Andrew Ellicott Douglas

 

 

 

 

 

In the latter part of the seventeenth century, members of one branch of the Douglass family were settled in Bergen County, N. J. They were of Scotch origin, descended from the great Scottish family whose name they bore. David Douglass, the ancestor of Mr. Andrew Ellicott Douglass, was a resident of Hanover Neck, where he was born about 1715 and died about 1765(?). His second wife, whom he married in 1755(?), was Esther Reed. Deacon Nathaniel Douglass, his son, was the grandfather of the subject of this sketch. Born in Hanover Neck in 1760, part of his lifetime he was a resident of Pompton, N. J., and for many years was a member of the firm of Vanderpoel & Douglass, leather manufacturers, of Newark. In 1813, he removed to Caldwell, N. J., and resided there the rest of his life, dying in 1824. His wife was Sarah, daughter of David Bates. She was born in 1762 and died in 1816.

Major David Bates Douglass, son of Nathaniel Douglass and father of Mr. Andrew Ellicott Douglass, was born in Pompton, N. J., in 1790 and died in 1849. He was graduated from Yale College in 1813 and received the degree of M. A. in 1816. Commissioned a Second Lieutenant of Engineers in the United States Army in 1813, he was first ordered to West Point, and during the Niagara campaign of i8i4saw service at the front, being promoted to be First Lieutenant, and then Brevet Captain the same year. In 18 19, he was made Captain of Engineers. In January, 1815, he was appointed assistant professor of natural philosophy at West Point, and the same year was detailed to examine and report upon the defenses of Narragansett Bay, New London Harbor, Saybrook and New Haven. In 1817, he made a study of the eastern entrance of Long Island Sound, with a view to its fortification, and in 18 19 was United States Astronomical Surveyor. In 1820, he joined the North West Expedition as civil and military engineer and astronomer, and the same year succeeded his father-in-law, Andrew Ellicott, as professor of mathematics at West Point, becoming professor of engineering in the same institution three years after. Resigning from the Government service in 1831, Major Douglas became professor of natural philosophy and afterwards professor of architecture and engineering in New York University; from 1840 to 1844 was president of Kenyon College, and was professor of mathematics in Geneva College 1848-49. Yale College gave him the degree of LL. D. in 1841. He died in October, 1849. He married Ann Eliza Ellicott, daughter of Andrew Ellicott, the distinguished surveyor and mathematician. In 1786, Andrew Ellicott was a member of the American Philosophical Society, and made the surveys of the City of Washington as it now stands. During the latter years of his life, he was professor of mathematics at West Point, where he died in 1820.

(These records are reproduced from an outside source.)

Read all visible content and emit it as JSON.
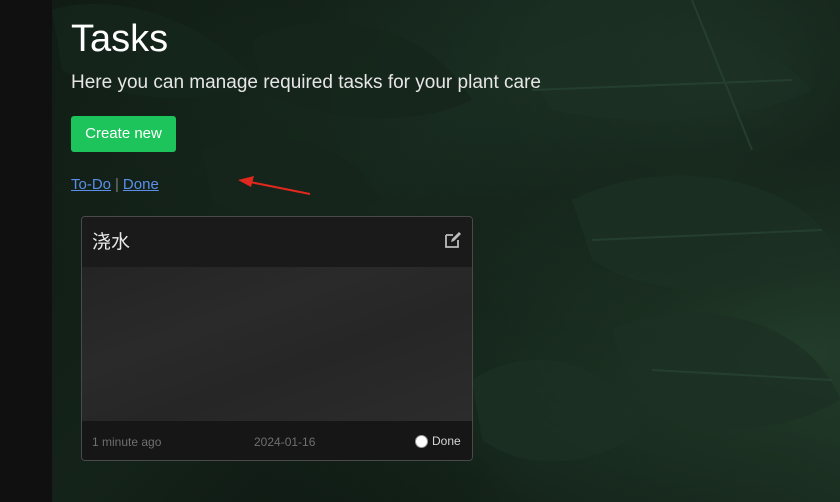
{
  "header": {
    "title": "Tasks",
    "subtitle": "Here you can manage required tasks for your plant care"
  },
  "actions": {
    "create_label": "Create new"
  },
  "filters": {
    "todo_label": "To-Do",
    "separator": "|",
    "done_label": "Done",
    "active": "Done"
  },
  "tasks": [
    {
      "title": "浇水",
      "relative_time": "1 minute ago",
      "date": "2024-01-16",
      "done_label": "Done",
      "done_checked": false,
      "edit_icon": "edit-icon"
    }
  ],
  "colors": {
    "accent_green": "#1dc45c",
    "link_blue": "#5b8fe8",
    "annotation_red": "#e0281e"
  }
}
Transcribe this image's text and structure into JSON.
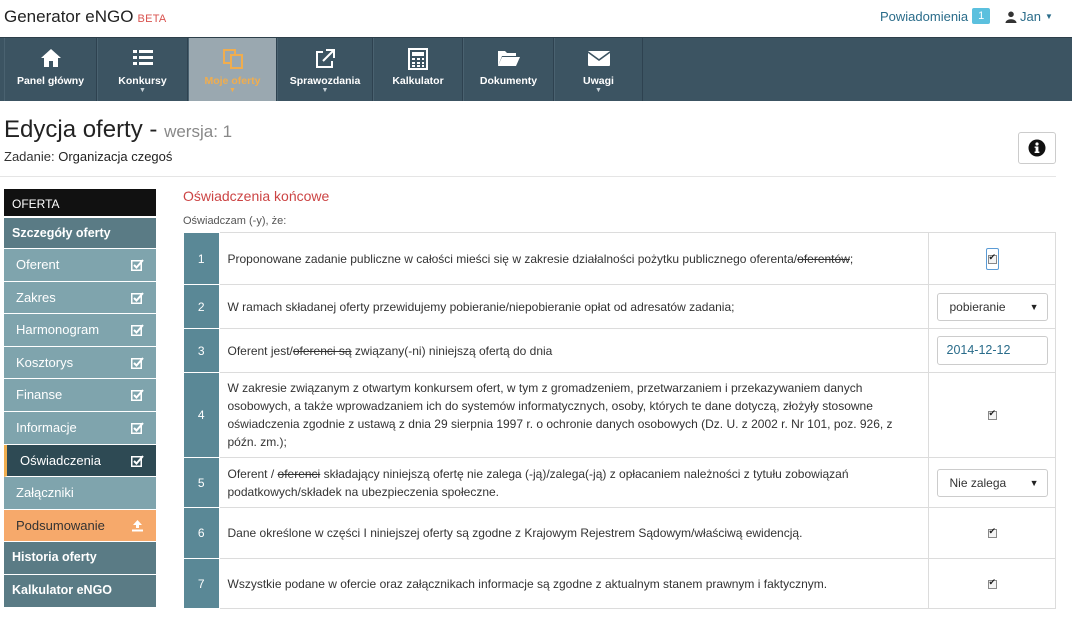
{
  "app": {
    "title": "Generator eNGO",
    "badge": "BETA"
  },
  "topbar": {
    "notifications_label": "Powiadomienia",
    "notifications_count": "1",
    "user_name": "Jan"
  },
  "nav": [
    {
      "label": "Panel główny",
      "icon": "home-icon",
      "dropdown": false,
      "active": false
    },
    {
      "label": "Konkursy",
      "icon": "list-icon",
      "dropdown": true,
      "active": false
    },
    {
      "label": "Moje oferty",
      "icon": "copy-icon",
      "dropdown": true,
      "active": true
    },
    {
      "label": "Sprawozdania",
      "icon": "external-link-icon",
      "dropdown": true,
      "active": false
    },
    {
      "label": "Kalkulator",
      "icon": "calculator-icon",
      "dropdown": false,
      "active": false
    },
    {
      "label": "Dokumenty",
      "icon": "folder-open-icon",
      "dropdown": false,
      "active": false
    },
    {
      "label": "Uwagi",
      "icon": "envelope-icon",
      "dropdown": true,
      "active": false
    }
  ],
  "header": {
    "title": "Edycja oferty",
    "dash": "-",
    "version": "wersja: 1",
    "task_label": "Zadanie:",
    "task_name": "Organizacja czegoś"
  },
  "sidebar": {
    "header": "OFERTA",
    "group": "Szczegóły oferty",
    "items": [
      {
        "label": "Oferent",
        "status": "check"
      },
      {
        "label": "Zakres",
        "status": "check"
      },
      {
        "label": "Harmonogram",
        "status": "check"
      },
      {
        "label": "Kosztorys",
        "status": "check"
      },
      {
        "label": "Finanse",
        "status": "check"
      },
      {
        "label": "Informacje",
        "status": "check"
      },
      {
        "label": "Oświadczenia",
        "status": "check"
      },
      {
        "label": "Załączniki",
        "status": "none"
      },
      {
        "label": "Podsumowanie",
        "status": "upload"
      }
    ],
    "footer": [
      "Historia oferty",
      "Kalkulator eNGO"
    ]
  },
  "content": {
    "section_title": "Oświadczenia końcowe",
    "declaration": "Oświadczam (-y), że:",
    "rows": [
      {
        "num": "1",
        "a": "Proponowane zadanie publiczne w całości mieści się w zakresie działalności pożytku publicznego oferenta/",
        "s": "oferentów",
        "b": ";"
      },
      {
        "num": "2",
        "a": "W ramach składanej oferty przewidujemy pobieranie/niepobieranie opłat od adresatów zadania;",
        "select": "pobieranie"
      },
      {
        "num": "3",
        "a": "Oferent jest/",
        "s": "oferenci są",
        "b": " związany(-ni) niniejszą ofertą do dnia",
        "date": "2014-12-12"
      },
      {
        "num": "4",
        "a": "W zakresie związanym z otwartym konkursem ofert, w tym z gromadzeniem, przetwarzaniem i przekazywaniem danych osobowych, a także wprowadzaniem ich do systemów informatycznych, osoby, których te dane dotyczą, złożyły stosowne oświadczenia zgodnie z ustawą z dnia 29 sierpnia 1997 r. o ochronie danych osobowych (Dz. U. z 2002 r. Nr 101, poz. 926, z późn. zm.);"
      },
      {
        "num": "5",
        "a": "Oferent / ",
        "s": "oferenci",
        "b": " składający niniejszą ofertę nie zalega (-ją)/zalega(-ją) z opłacaniem należności z tytułu zobowiązań podatkowych/składek na ubezpieczenia społeczne.",
        "select": "Nie zalega"
      },
      {
        "num": "6",
        "a": "Dane określone w części I niniejszej oferty są zgodne z Krajowym Rejestrem Sądowym/właściwą ewidencją."
      },
      {
        "num": "7",
        "a": "Wszystkie podane w ofercie oraz załącznikach informacje są zgodne z aktualnym stanem prawnym i faktycznym."
      }
    ]
  }
}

Mr. Andrew Ellicott Douglass was born at West Point, November 18th, 1819. He was educated in private schools and graduated from Kenyon College in 1838. After a successful business career of thirty-seven years, he retired and has since devoted himself to the study of American archaeology, traveling extensively and making many original explorations, especially along the Southern coast of the United States. He is a member of the leading scientific associations in this country and in Europe, belongs to the Century Association and the Church Club, and is the author of many essays, principally on archaeological subjects. His collections relating to American archaeology are among the most valuable in their particular line that have ever been made.

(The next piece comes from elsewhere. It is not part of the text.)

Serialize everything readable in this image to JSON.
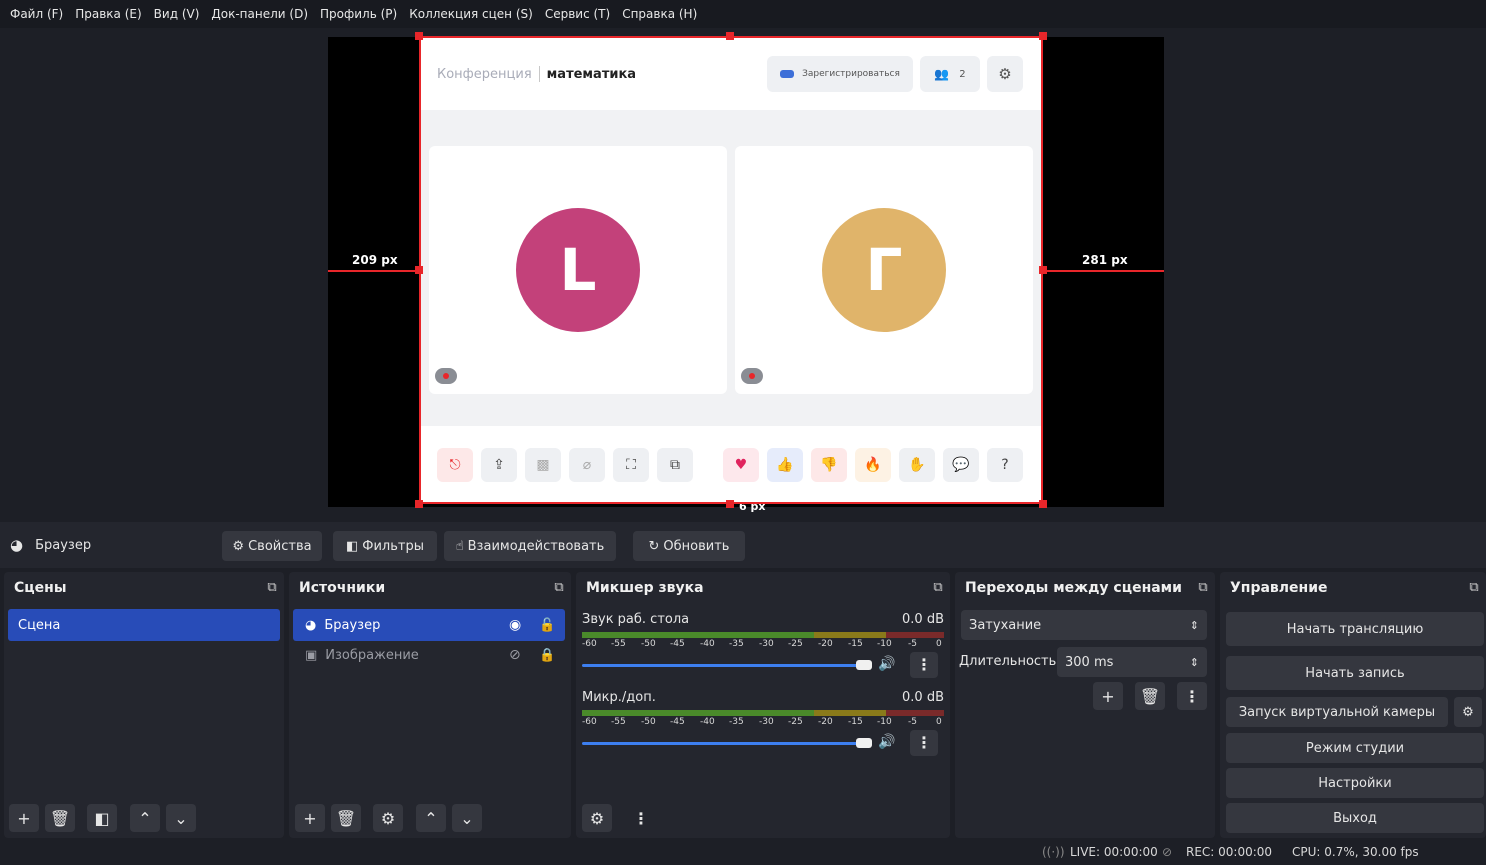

In 1847, Mr. Douglass married Sarah Cortelyou Cornell, daughter of George Lecky Cornell and his wife, Isabella Woodbridge Sheldon, daughter of Charles Sheldon, of Hartford, Conn. Mr. and Mrs. Douglass have but one child, a daughter, Isabel Douglass, who in 1876 married Charles Boyd Curtis, of New York, well known as an author on art matters. They have four children, Ellicott Douglass, Charles Boyd, Isabel Woodbridge and Ronald Eliot Curtis. Mrs. Curtis is corresponding secretary of the Society of Colonial Dames of the State of New York, and president of the Woman's Auxiliary for Domestic Missions of the Diocese of New York. The Douglass and Curtis family residence in New York is in East Fifty-fourth Street, and their country home is Locustwood, on Milton Point, in Rye, Westchester County.